The first question that comes up is why our gold is mostly stored in New York and London. DNB is clear. When they want to sell some gold, it is easier to keep it close to the place where the gold is sold. And that DNB has sold a lot of gold can we see in this picture below. Notice (again) that although the weight in tonnes has lowered, the total value remained the same, or increased a bit.
In this, it might be interesting to look at the next chart. In this remarkable chart we can see the estimated total gold amount, and the amount in the hands of the central banks.
What we see here is that the percentage of the gold held by the central banks stays about the same until roughly World War 2. After that, the total amount of gold held by those banks is barely moving. But as the total amount steadily increases, the percentage of central bank holdings is lowering as we speak. We can conclude that there is a clear shift here from public to private hands regarding gold possession. As we know; he who has the gold, makes the rules.
With this in mind it could be Mr Knots' purpose to purely get the focus on gold. In my opinion the gold stored overseas is never going to come back. This has several reasons.
1. Probably a great part, or everything of this gold has been sold into the markets.
So in both situations the gold will not return.
Probably there is a lot of gold held in private hands already in the Netherlands. When we look to Germany, France and Italy (numbers available) there is more gold in private hands than stored in their central banks.

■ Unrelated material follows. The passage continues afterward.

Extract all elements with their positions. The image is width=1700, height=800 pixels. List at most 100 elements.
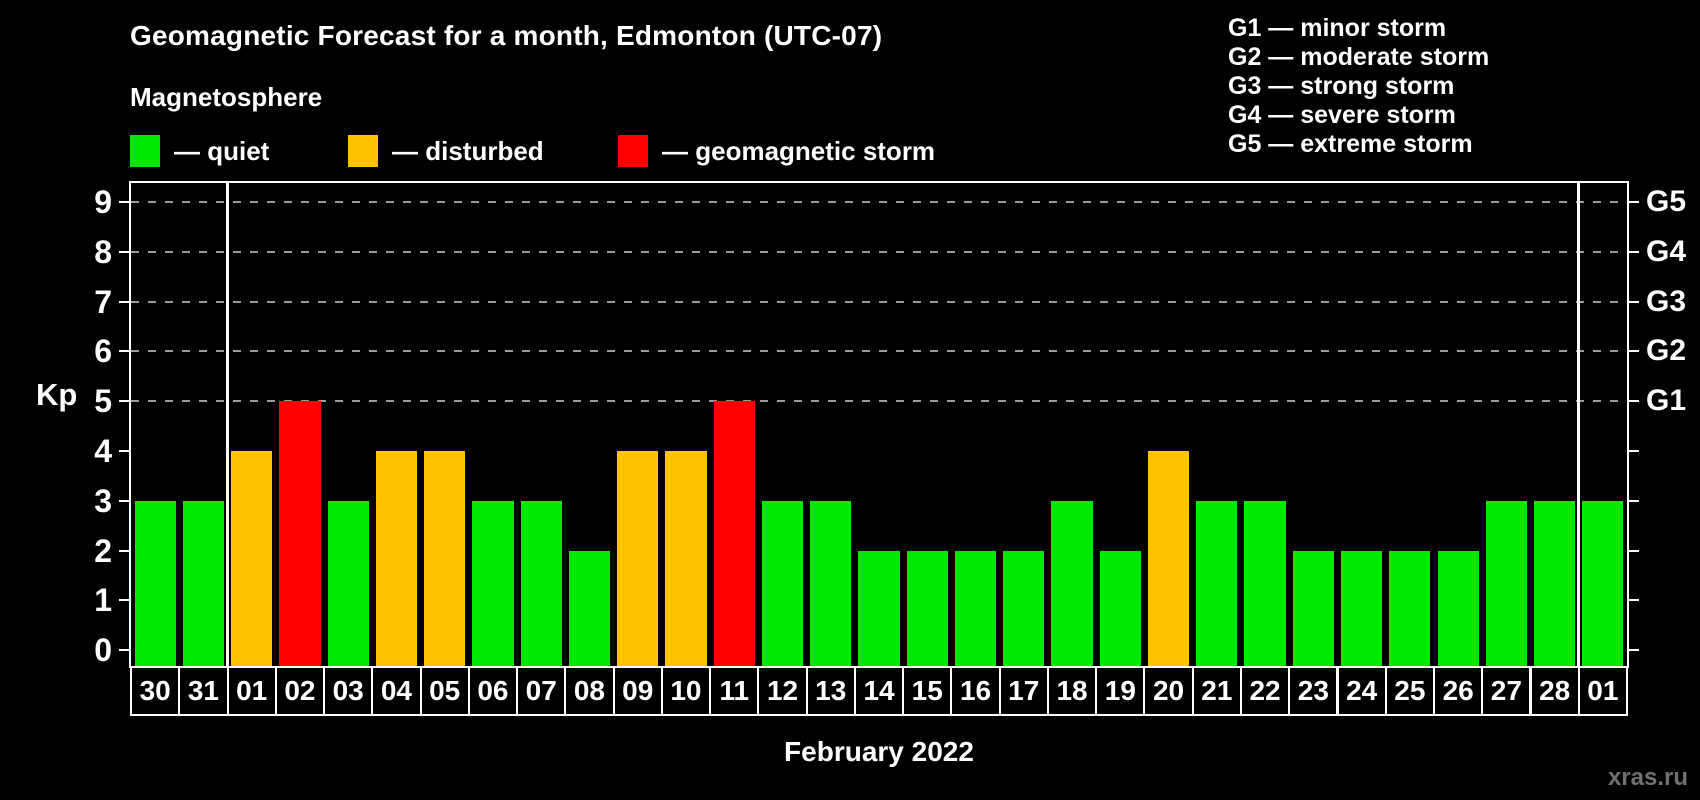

With this average there is probably more than 1000 tonnes already privately held in the Netherlands. When it comes down to answer my own question will the Dutch gold ever come home? My conviction is it will. Not in the way you probably first thought, but by the people. But this situation of buying us a ticket at these prices won't last forever. Actually it can end any time. Stop puzzling and running around in circles. Ask yourself the question: " is there a good reason for you NOT owning gold?"